Il poursuit : " Je ne pouvais effacer de ma mémoire le visage enfantin de ce cher Dubuc - le môme - que nous appelions tour à tout Christian et Marc - mon ami et coéquipier, prototype du jeune gosse de France, intelligent, subtil, railleur, qui s'était vieilli de deux ans pour entrer dans nos services. Je le revoyais transportant sur son porte-bagages la dinde de Noël à Vic, chapardant un vélo aux Fritz, et s'installant ostensiblement avec sa valise qui dissimulait un poste, au milieu des officiers nazis, dans un wagon réservé aux troupes d'occupation, el les saluant d'un retentissant Heil Hitler. Il ne saurait jamais qu'un télégramme d'Alger venait de nous apprendre sa nomination au grade de sous-lieutenant.

J'avais encore sous les yeux ce message d'El Biar qui donnait son accord pour son transfert de Baden Savoie à Larca à Marseille. Je me souvenais comme il avait insisté malgré mon avis pour effectuer la liaison d'Avallard avec Paris. S'il était resté avec nous, sans doute serait-il encore vivant..."

 

Un des compagnons de détention de Pierre Dubuc, Alexandre Le Douguet (Mission Joie), témoignera de leur départ pour  Compiègne et de leur calvaire :

 

" Nous partons pour Compiègne (5). Dès l'installation dans le car, les exclamations fusent : Bonjour Fanfan, Mercier, Dubuc...

Le service semblait s'être donné rendez-vous. Il y avait là  Charles Belet, Mercier, Denhaene, Rousselin, Dubuc, Caubet, De Peich, Fanfan (Le Henaff) et moi.
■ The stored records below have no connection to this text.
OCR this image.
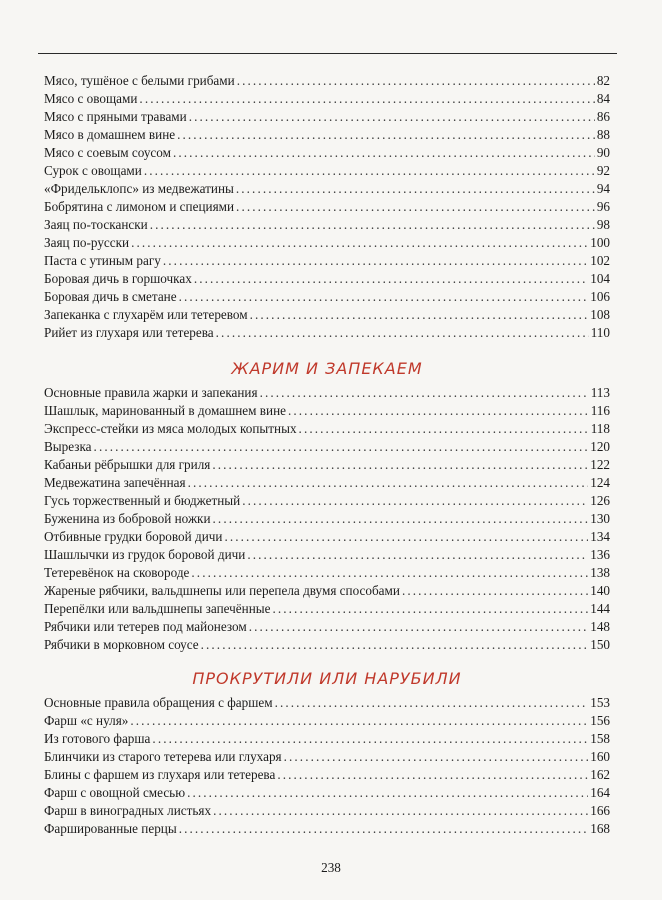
Мясо, тушёное с белыми грибами . . .	82
Мясо с овощами . . .	84
Мясо с пряными травами . . .	86
Мясо в домашнем вине . . .	88
Мясо с соевым соусом . . .	90
Сурок с овощами . . .	92
«Фридельклопс» из медвежатины . . .	94
Бобрятина с лимоном и специями . . .	96
Заяц по-тоскански . . .	98
Заяц по-русски . . .	100
Паста с утиным рагу . . .	102
Боровая дичь в горшочках . . .	104
Боровая дичь в сметане . . .	106
Запеканка с глухарём или тетеревом . . .	108
Рийет из глухаря или тетерева . . .	110
ЖАРИМ И ЗАПЕКАЕМ
Основные правила жарки и запекания . . .	113
Шашлык, маринованный в домашнем вине . . .	116
Экспресс-стейки из мяса молодых копытных . . .	118
Вырезка . . .	120
Кабаньи рёбрышки для гриля . . .	122
Медвежатина запечённая . . .	124
Гусь торжественный и бюджетный . . .	126
Буженина из бобровой ножки . . .	130
Отбивные грудки боровой дичи . . .	134
Шашлычки из грудок боровой дичи . . .	136
Тетеревёнок на сковороде . . .	138
Жареные рябчики, вальдшнепы или перепела двумя способами . . .	140
Перепёлки или вальдшнепы запечённые . . .	144
Рябчики или тетерев под майонезом . . .	148
Рябчики в морковном соусе . . .	150
ПРОКРУТИЛИ ИЛИ НАРУБИЛИ
Основные правила обращения с фаршем . . .	153
Фарш «с нуля» . . .	156
Из готового фарша . . .	158
Блинчики из старого тетерева или глухаря . . .	160
Блины с фаршем из глухаря или тетерева . . .	162
Фарш с овощной смесью . . .	164
Фарш в виноградных листьях . . .	166
Фаршированные перцы . . .	168
238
Par chance, nous arrivons à Royallieu la veille du départ d'un convoi, ce qui nous faisait passer quinze jours à passer là.

Ces quinze jours ont été inoubliables pour tous. Le temps était beau et il n'y avait rien à faire. Nous passions nos après-midis étendus sur l'herbe, lisant un livre de la bibliothèque.

Mais les quinze jours délicieux eurent une fin.

Le 2 juillet au matin, parmi 2166 détenus - 536 d'entre eux mourront dans les wagons la plupart entre le 2 et le 3 septembre, nous embarquions dans ce trop célèbre train qui sera appelé plus tard "le train de la mort".

Nous avions réussi, malgré l'appel par ordre alphabétique, à nous réunir à nouveau et nous étions tous dans le même wagon. 

Dès l'installation nous nous rendîmes compte que le voyage ne serait pas de tout repos. Nous étions cent dans le même wagon et seules deux petites ouvertures nous aéraient.

Le train démarre à midi. Nous nous installons tant bien ue mal, encastrés les uns dans les autres. Il fait chaud.

Vers quinze heures, l'atmosphère devient irrespirable.

Nous nous aspergeons d'eau mutuellement pour avoir une illusion de fraicheur. Beaucoup se lèvent pour se dégourdir un peu, d'autres somnolent.

Le train avance trop lentement pour créer un courant d'air.

A 17 heures un orage formidable plane sur nous. Personne ne dit mot, nous sommes tous accablés par cette chaleur. On entend des respirations haletantes. Je pense à mes narines.

Charles et à un mètre de moi, assis. Il a un chapelet à la main et il prie à voix basse. De temps en temps il regarde chacun de nous, un sourire sur sa face ruisselante de sueur. "ça va ?" Oui, ça va lui répond-t-on ; puis c'est un autre qui pose la question, puis un autre.

Le nombre des dormeurs augmente. Ceux qui ne dorment pas, comme moi, sont déjà inconscients de ce qui se passe. Je ne reprendrai le contrôle de moi-même que vers onze heures ou minuit.

Je touche un camarade. Il est tout chaud, trop chaud pour que ce soit normal. A tâtons dans l'obscurité, je cherche sa tête. Il ne respire plus. Une peur irraisonnée s'empare de moi.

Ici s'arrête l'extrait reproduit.